Mission administrative
L’Ordre accompagne les masseurs-kinésithérapeutes dans leurs missions quotidiennes, quel que soit leur mode d’exercice.
Gestion du tableau de l’Ordre et contrôle des compétences
L’Ordre des masseurs-kinésithérapeutes assure la gestion du tableau, qui regroupe les masseurs-kinésithérapeutes autorisés à exercer dans chaque département. L’inscription au tableau est obligatoire pour tout kinésithérapeute exerçant en France, qu’il soit libéral, salarié ou mixte, à l’exclusion des kinésithérapeutes du Service de santé des armées. Le tableau permet également à l’Ordre, comme aux autorités de santé, de suivre l’évolution de la carrière du professionnel. Il constitue un véritable indicateur de la démographie professionnelle sur le territoire.
La demande d’inscription au tableau requiert des contrôles de compétences (vérification du diplôme ou de l’autorisation d’exercice), de moralité (vérification du bulletin n°2 du casier judiciaire national) et d’indépendance notamment (examen des contrats d’exercice). D’autres pièces sont nécessaires pour constituer un dossier d’inscription (démarche complète disponible en cliquant ici). L’inscription fait l’objet d’un vote du conseil départemental.
Les conseils départementaux, en charge des inscriptions des kinésithérapeutes autorisés à exercer, tiennent à jour le tableau et procèdent à toute modification concernant leur situation professionnelle (changement d’adresse professionnelle ou de département, modification du mode d’exercice, cessation ou reprise d’activité, etc.). Ainsi, il est indispensable de signaler à son conseil départemental toute modification de ses conditions d’exercice et des données fournies lors de l’inscription (notamment l’adresse postale, le numéro de téléphone ou l’adresse mail).
Conciliation et gestion des conflits
Les conseils départementaux sont chargés par le législateur d’organiser des conciliations dès lors qu’un confrère est mis en cause. Elle vise à tenter de régler les conflits ou les litiges qui opposent des kinésithérapeutes entre eux, ou un kinésithérapeute et un autre professionnel de santé, ou un kinésithérapeute et un patient.

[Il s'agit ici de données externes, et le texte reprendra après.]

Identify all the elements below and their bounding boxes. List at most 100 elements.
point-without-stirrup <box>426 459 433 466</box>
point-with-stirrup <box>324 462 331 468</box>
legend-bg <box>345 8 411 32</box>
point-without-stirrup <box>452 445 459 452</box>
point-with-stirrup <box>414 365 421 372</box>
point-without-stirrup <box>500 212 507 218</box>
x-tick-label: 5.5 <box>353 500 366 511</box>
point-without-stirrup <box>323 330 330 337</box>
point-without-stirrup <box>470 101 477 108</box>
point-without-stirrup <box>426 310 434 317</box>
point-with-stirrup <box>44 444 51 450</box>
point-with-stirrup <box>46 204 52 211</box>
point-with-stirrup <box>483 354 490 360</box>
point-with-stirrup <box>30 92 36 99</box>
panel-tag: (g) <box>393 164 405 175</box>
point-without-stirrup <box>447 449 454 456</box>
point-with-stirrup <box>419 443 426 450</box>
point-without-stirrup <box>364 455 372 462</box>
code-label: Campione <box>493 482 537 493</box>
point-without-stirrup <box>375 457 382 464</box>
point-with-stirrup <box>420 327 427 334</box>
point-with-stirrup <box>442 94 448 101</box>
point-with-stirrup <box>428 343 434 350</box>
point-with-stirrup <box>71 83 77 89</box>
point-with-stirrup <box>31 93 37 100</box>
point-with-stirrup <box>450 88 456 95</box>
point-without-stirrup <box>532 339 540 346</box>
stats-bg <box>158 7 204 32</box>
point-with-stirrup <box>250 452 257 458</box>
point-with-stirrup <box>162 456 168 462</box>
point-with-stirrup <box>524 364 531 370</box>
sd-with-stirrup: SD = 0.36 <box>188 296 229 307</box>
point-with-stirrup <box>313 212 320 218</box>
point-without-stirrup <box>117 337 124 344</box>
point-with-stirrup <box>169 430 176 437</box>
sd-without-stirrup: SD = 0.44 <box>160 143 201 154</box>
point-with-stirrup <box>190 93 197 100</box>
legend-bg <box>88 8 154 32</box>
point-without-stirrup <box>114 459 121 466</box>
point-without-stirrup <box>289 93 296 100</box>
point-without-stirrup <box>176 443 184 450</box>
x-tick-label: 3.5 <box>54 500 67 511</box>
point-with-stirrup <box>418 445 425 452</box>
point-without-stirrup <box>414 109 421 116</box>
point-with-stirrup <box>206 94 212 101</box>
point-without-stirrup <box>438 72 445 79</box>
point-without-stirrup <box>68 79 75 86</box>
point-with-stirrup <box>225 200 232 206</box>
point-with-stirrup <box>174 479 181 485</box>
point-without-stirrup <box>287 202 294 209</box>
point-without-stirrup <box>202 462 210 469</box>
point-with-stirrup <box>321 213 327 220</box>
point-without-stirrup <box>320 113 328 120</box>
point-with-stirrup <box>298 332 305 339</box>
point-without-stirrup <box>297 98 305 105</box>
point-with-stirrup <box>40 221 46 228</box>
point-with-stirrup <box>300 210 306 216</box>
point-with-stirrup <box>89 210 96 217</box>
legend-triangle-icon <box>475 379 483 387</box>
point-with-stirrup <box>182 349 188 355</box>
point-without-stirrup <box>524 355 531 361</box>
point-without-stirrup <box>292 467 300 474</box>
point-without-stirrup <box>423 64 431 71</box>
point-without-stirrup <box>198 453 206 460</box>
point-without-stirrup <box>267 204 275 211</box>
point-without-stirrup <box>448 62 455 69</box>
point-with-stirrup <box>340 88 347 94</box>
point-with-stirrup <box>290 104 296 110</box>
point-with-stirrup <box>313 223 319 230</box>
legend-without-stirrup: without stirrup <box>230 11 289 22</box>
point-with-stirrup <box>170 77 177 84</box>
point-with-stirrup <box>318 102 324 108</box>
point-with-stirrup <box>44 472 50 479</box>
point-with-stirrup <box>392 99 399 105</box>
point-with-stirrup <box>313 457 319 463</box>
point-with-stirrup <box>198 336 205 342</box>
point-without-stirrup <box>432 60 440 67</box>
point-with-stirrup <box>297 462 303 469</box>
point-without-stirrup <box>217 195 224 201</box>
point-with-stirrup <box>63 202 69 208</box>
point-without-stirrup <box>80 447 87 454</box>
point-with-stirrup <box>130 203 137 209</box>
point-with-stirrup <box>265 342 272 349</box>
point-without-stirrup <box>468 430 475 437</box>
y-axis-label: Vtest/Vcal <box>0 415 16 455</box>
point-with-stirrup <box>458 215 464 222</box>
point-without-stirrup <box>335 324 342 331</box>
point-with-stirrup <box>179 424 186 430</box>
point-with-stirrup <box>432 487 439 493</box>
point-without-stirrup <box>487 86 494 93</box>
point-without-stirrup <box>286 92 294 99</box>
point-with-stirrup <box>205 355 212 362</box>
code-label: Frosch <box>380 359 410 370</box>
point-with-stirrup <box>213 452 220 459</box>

Il suffit d’une simple plainte pour que le plaignant et le mis en cause soient convoqués. Chacun est entendu par des conciliateurs, membre du conseil. Ceux-ci font preuve de neutralité et d’impartialité. Le but recherché est d’obtenir un accord entre les deux parties qui signent alors un procès-verbal de conciliation ce qui permet d’éteindre le litige.
Si le litige ne peut être réglé par cette procédure, la plainte, accompagnée du procès-verbal de non-conciliation, est transmise à la chambre disciplinaire de première instance (CDPI) par le conseil départemental de l’ordre. Celui-ci, réuni en séance plénière, décide par un vote de s’y associer ou pas.
Accompagnement administratif quotidien
L’Ordre a pour mission de vérifier la conformité des contrats conclus par les kinésithérapeutes dans le cadre de leur activité professionnelle. Les conseils départementaux de l’ordre vérifient leur conformité aux dispositions du code de déontologie et font en sorte que les kinésithérapeutes ne s’exposent pas à contrevenir aux principes de moralité ou d’indépendance qu’exige l’exercice de la profession.
Des modèles de contrats, régulièrement actualisés, sont mis à disposition sur le site de l’Ordre, constituant ainsi pour les praticiens une ressource essentielle.